Map_vm_area () does not touch the page table of the current process. So. A missing pages occurs when a kernel-state process visits a non-contiguous memory region. The table entry for the corresponding Process page table for this memory area is empty.

However, the page fault handler checks to see if the address is in the main kernel pages table (INIT_MM.PGD page Global and its Child pages table). Once the handler discovers a main kernel, the page table includes a non-empty entry with this linear address. The value is copied to the corresponding Process page table entry. and resume the normal operation of the process.

The kernel will never retract the parent folder, the Page Intermediate folder, and the page table rooted in the Global folder of the kernel page.

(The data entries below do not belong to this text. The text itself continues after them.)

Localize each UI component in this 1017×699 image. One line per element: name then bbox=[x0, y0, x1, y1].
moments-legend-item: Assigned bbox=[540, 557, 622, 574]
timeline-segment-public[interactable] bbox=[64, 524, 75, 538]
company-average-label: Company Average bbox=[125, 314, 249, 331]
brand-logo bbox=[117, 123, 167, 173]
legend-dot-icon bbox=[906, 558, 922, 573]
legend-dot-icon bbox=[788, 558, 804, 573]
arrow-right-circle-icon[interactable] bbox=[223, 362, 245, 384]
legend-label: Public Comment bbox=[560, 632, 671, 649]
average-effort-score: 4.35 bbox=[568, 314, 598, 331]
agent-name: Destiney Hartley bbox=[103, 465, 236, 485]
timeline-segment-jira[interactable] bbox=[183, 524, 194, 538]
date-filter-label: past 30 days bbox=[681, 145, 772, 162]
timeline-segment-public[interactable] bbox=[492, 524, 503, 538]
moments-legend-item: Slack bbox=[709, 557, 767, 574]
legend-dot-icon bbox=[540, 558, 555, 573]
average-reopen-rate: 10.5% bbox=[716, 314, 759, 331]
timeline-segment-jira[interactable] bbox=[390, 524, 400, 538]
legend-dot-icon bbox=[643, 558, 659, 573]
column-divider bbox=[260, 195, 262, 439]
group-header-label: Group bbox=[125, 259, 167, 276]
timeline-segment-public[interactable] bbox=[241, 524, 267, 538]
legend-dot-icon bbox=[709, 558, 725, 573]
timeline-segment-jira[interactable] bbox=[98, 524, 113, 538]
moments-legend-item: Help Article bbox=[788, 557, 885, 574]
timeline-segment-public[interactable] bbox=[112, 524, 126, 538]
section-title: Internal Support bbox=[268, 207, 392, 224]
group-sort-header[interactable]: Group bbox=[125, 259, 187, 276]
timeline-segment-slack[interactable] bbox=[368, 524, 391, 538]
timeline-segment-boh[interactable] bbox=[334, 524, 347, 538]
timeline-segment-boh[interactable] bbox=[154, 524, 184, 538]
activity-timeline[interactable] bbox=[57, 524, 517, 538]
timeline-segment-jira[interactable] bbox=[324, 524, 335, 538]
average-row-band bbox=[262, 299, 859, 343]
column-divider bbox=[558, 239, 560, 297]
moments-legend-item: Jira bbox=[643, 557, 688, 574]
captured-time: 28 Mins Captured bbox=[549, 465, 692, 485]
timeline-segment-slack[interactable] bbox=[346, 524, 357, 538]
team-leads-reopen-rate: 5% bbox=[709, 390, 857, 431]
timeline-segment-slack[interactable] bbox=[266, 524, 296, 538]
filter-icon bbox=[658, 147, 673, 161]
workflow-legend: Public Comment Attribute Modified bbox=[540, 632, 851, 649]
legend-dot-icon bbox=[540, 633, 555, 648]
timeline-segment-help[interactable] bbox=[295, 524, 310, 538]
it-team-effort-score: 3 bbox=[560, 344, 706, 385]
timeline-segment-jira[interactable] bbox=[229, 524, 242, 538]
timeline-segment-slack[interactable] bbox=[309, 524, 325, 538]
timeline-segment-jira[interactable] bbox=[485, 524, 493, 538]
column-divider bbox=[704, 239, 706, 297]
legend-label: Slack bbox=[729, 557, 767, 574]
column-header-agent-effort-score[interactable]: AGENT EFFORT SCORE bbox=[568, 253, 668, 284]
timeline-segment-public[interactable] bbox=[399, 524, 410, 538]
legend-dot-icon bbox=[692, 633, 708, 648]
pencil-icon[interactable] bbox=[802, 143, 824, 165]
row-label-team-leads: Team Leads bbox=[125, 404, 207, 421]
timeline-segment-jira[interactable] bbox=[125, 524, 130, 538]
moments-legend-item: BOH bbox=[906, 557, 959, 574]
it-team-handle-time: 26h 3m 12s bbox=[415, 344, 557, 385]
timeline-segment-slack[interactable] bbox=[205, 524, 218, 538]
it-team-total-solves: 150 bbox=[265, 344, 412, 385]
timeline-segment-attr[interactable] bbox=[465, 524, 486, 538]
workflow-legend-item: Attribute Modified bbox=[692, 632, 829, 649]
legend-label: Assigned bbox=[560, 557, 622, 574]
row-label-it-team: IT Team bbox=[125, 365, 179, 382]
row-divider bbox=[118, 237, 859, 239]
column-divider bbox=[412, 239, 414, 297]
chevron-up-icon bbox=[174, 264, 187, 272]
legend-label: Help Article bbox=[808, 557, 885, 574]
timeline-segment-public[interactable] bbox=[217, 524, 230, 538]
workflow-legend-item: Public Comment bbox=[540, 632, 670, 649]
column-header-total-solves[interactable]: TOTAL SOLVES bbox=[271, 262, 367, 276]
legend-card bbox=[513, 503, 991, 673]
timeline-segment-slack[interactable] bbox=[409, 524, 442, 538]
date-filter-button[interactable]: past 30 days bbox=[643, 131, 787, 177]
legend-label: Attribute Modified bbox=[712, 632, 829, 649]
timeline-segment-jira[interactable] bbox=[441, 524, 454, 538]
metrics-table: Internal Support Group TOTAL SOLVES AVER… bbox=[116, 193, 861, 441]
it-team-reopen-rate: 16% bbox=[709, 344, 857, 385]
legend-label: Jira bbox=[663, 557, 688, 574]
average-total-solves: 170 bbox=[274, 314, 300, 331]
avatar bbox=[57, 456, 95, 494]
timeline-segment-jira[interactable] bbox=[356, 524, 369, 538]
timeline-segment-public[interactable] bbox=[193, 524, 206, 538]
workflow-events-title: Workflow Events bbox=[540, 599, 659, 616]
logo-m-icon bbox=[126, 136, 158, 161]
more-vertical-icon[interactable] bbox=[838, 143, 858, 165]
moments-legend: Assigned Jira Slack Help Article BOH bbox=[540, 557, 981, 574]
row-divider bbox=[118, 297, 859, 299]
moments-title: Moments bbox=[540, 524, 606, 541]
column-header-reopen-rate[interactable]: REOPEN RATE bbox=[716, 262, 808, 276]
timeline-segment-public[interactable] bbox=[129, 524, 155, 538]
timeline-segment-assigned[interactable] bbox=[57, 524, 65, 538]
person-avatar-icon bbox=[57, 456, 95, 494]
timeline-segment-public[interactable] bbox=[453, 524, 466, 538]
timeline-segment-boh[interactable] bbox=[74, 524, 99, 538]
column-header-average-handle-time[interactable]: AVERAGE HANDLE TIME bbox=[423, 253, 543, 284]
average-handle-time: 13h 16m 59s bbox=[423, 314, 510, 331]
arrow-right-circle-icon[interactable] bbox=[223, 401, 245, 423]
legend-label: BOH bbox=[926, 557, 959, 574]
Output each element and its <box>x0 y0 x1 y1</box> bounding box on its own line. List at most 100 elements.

DMA ignores paged cells and directly visits address bus, so the requested buffer must be in a contiguous page box.

Frequent changes to the page table will inevitably result in an average number of access memory additions, as this causes the CPU to frequently flush the contents of the transform backup buffer tlb.

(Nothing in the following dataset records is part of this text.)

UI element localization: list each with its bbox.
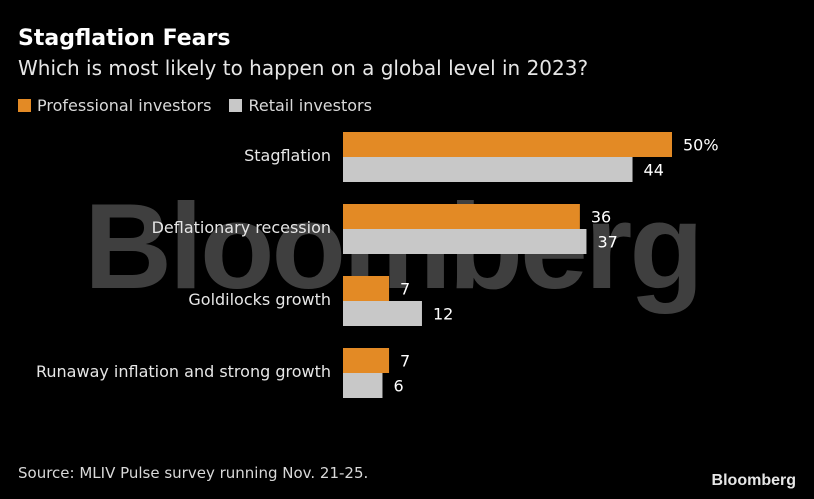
chart-title: Stagflation Fears bbox=[18, 26, 231, 51]
legend-swatch-professional bbox=[18, 99, 31, 112]
bar-professional-investors-stagflation bbox=[343, 132, 672, 157]
value-label-professional-investors-deflationary-recession: 36 bbox=[591, 208, 611, 227]
category-label-goldilocks-growth: Goldilocks growth bbox=[188, 290, 331, 309]
legend-swatch-retail bbox=[229, 99, 243, 112]
value-label-retail-investors-goldilocks-growth: 12 bbox=[433, 305, 453, 324]
category-label-stagflation: Stagflation bbox=[244, 146, 331, 165]
legend-item-retail: Retail investors bbox=[229, 96, 372, 115]
value-label-retail-investors-deflationary-recession: 37 bbox=[597, 233, 617, 252]
chart-subtitle: Which is most likely to happen on a glob… bbox=[18, 56, 589, 80]
category-label-runaway-inflation-and-strong-growth: Runaway inflation and strong growth bbox=[36, 362, 331, 381]
bar-retail-investors-goldilocks-growth bbox=[343, 301, 422, 326]
value-label-retail-investors-runaway-inflation-and-strong-growth: 6 bbox=[393, 377, 403, 396]
bar-professional-investors-deflationary-recession bbox=[343, 204, 580, 229]
source-note: Source: MLIV Pulse survey running Nov. 2… bbox=[18, 464, 369, 482]
bar-retail-investors-runaway-inflation-and-strong-growth bbox=[343, 373, 383, 398]
brand-logo: Bloomberg bbox=[711, 472, 796, 489]
legend-label-professional: Professional investors bbox=[37, 96, 212, 115]
value-label-retail-investors-stagflation: 44 bbox=[644, 161, 664, 180]
value-label-professional-investors-runaway-inflation-and-strong-growth: 7 bbox=[400, 352, 410, 371]
legend-label-retail: Retail investors bbox=[248, 96, 372, 115]
bar-professional-investors-goldilocks-growth bbox=[343, 276, 390, 301]
bar-retail-investors-deflationary-recession bbox=[343, 229, 587, 254]
bar-professional-investors-runaway-inflation-and-strong-growth bbox=[343, 348, 390, 373]
value-label-professional-investors-stagflation: 50% bbox=[683, 136, 719, 155]
category-label-deflationary-recession: Deflationary recession bbox=[152, 218, 331, 237]
legend-item-professional: Professional investors bbox=[18, 96, 211, 115]
bar-retail-investors-stagflation bbox=[343, 157, 633, 182]
legend: Professional investors Retail investors bbox=[18, 96, 390, 115]
value-label-professional-investors-goldilocks-growth: 7 bbox=[400, 280, 410, 299]
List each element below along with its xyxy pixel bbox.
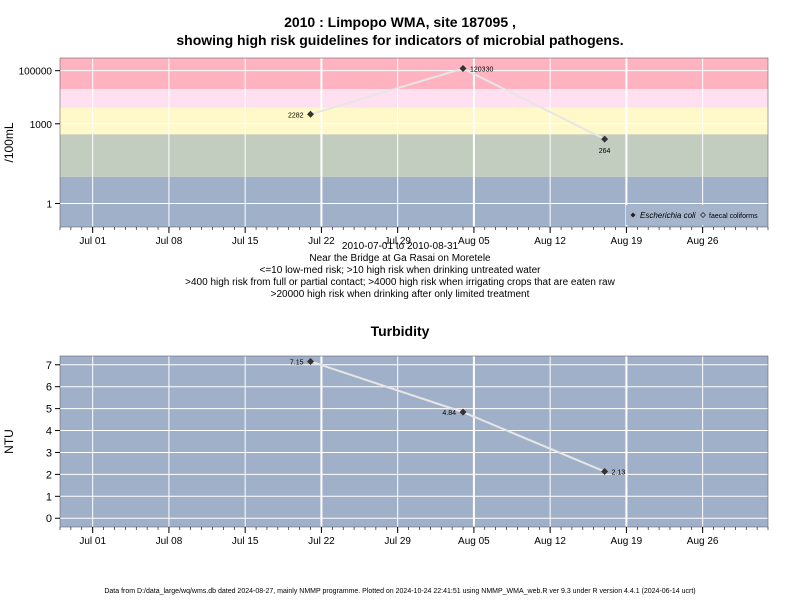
y-tick-label: 6 bbox=[46, 382, 52, 394]
data-label: 2282 bbox=[288, 112, 304, 119]
legend-label-faecal: faecal coliforms bbox=[709, 213, 758, 220]
y-tick-label: 2 bbox=[46, 469, 52, 481]
x-tick-label: Aug 19 bbox=[611, 236, 643, 247]
x-tick-label: Jul 08 bbox=[156, 236, 183, 247]
x-tick-label: Aug 05 bbox=[458, 236, 490, 247]
turbidity-title: Turbidity bbox=[370, 323, 430, 339]
data-point bbox=[601, 468, 609, 476]
data-label: 2.13 bbox=[612, 470, 626, 477]
x-tick-label: Aug 12 bbox=[534, 236, 566, 247]
y-tick-label: 4 bbox=[46, 426, 52, 438]
data-point bbox=[459, 408, 467, 416]
x-tick-label: Aug 26 bbox=[687, 236, 719, 247]
x-tick-label: Jul 15 bbox=[232, 536, 259, 547]
guideline-caption-1: <=10 low-med risk; >10 high risk when dr… bbox=[259, 265, 541, 276]
legend-marker-faecal bbox=[700, 212, 706, 218]
y-tick-label: 7 bbox=[46, 360, 52, 372]
y-tick-label: 100000 bbox=[19, 67, 53, 78]
x-tick-label: Aug 26 bbox=[687, 536, 719, 547]
data-label: 264 bbox=[599, 148, 611, 155]
data-label: 120330 bbox=[470, 67, 493, 74]
chart-subtitle: showing high risk guidelines for indicat… bbox=[176, 32, 624, 48]
x-tick-label: Jul 29 bbox=[384, 236, 411, 247]
legend-box bbox=[626, 205, 766, 225]
data-point bbox=[459, 65, 467, 73]
plot-frame bbox=[59, 355, 769, 528]
risk-band-1 bbox=[60, 89, 768, 108]
x-tick-label: Aug 12 bbox=[534, 536, 566, 547]
y-tick-label: 1000 bbox=[30, 120, 53, 131]
y-axis-label: NTU bbox=[2, 429, 16, 454]
plot-background bbox=[60, 356, 768, 527]
x-tick-label: Jul 22 bbox=[308, 236, 335, 247]
site-caption: Near the Bridge at Ga Rasai on Moretele bbox=[309, 253, 491, 264]
data-label: 7.15 bbox=[290, 359, 304, 366]
x-tick-label: Jul 01 bbox=[79, 236, 106, 247]
y-tick-label: 5 bbox=[46, 404, 52, 416]
legend-label-ecoli: Escherichia coli bbox=[640, 211, 696, 220]
chart-title: 2010 : Limpopo WMA, site 187095 , bbox=[284, 14, 516, 30]
footer-note: Data from D:/data_large/wq/wms.db dated … bbox=[104, 588, 696, 595]
data-point bbox=[307, 357, 315, 365]
risk-band-2 bbox=[60, 107, 768, 135]
y-tick-label: 1 bbox=[46, 491, 52, 503]
y-tick-label: 0 bbox=[46, 513, 52, 525]
y-tick-label: 1 bbox=[46, 199, 52, 210]
x-tick-label: Jul 15 bbox=[232, 236, 259, 247]
x-tick-label: Jul 22 bbox=[308, 536, 335, 547]
y-tick-label: 3 bbox=[46, 447, 52, 459]
guideline-caption-2: >400 high risk from full or partial cont… bbox=[185, 277, 615, 288]
x-tick-label: Jul 08 bbox=[156, 536, 183, 547]
x-tick-label: Aug 19 bbox=[611, 536, 643, 547]
data-point bbox=[307, 110, 315, 118]
x-tick-label: Jul 29 bbox=[384, 536, 411, 547]
x-tick-label: Aug 05 bbox=[458, 536, 490, 547]
data-point bbox=[601, 135, 609, 143]
x-tick-label: Jul 01 bbox=[79, 536, 106, 547]
y-axis-label: /100mL bbox=[2, 122, 16, 162]
legend-marker-ecoli bbox=[630, 212, 636, 218]
data-label: 4.84 bbox=[442, 410, 456, 417]
guideline-caption-3: >20000 high risk when drinking after onl… bbox=[270, 289, 530, 300]
date-range-caption: 2010-07-01 to 2010-08-31 bbox=[341, 241, 459, 252]
risk-band-3 bbox=[60, 134, 768, 177]
plot-frame bbox=[59, 57, 769, 228]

__get_free_page () or _alloc_page () Gets the page box from the partitioned page box allocator, Kmem_cache_alloc () or Kmem_alloc () uses the slab allocator to allocate blocks for private or generic objects, while VMALLC () or vmalloc_32 () to obtain a contiguous area of memory. Assuming that the requested memory area is satisfied, these functions return a page descriptor address or a linear address (that is, the starting address of the allocated dynamic memory).


Memory under Linux

Contact Us

The content source of this page is from Internet, which doesn't represent Alibaba Cloud's opinion; products and services mentioned on that page don't have any relationship with Alibaba Cloud. If the content of the page makes you feel confusing, please write us an email, we will handle the problem within 5 days after receiving your email.

If you find any instances of plagiarism from the community, please send an email to: info-contact@alibabacloud.com and provide relevant evidence. A staff member will contact you within 5 working days.

A Free Trial That Lets You Build Big!

Start building with 50+ products and up to 12 months usage for Elastic Compute Service

  • Sales Support

    1 on 1 presale consultation

  • After-Sales Support

    24/7 Technical Support 6 Free Tickets per Quarter Faster Response

  • Alibaba Cloud offers highly flexible support services tailored to meet your exact needs.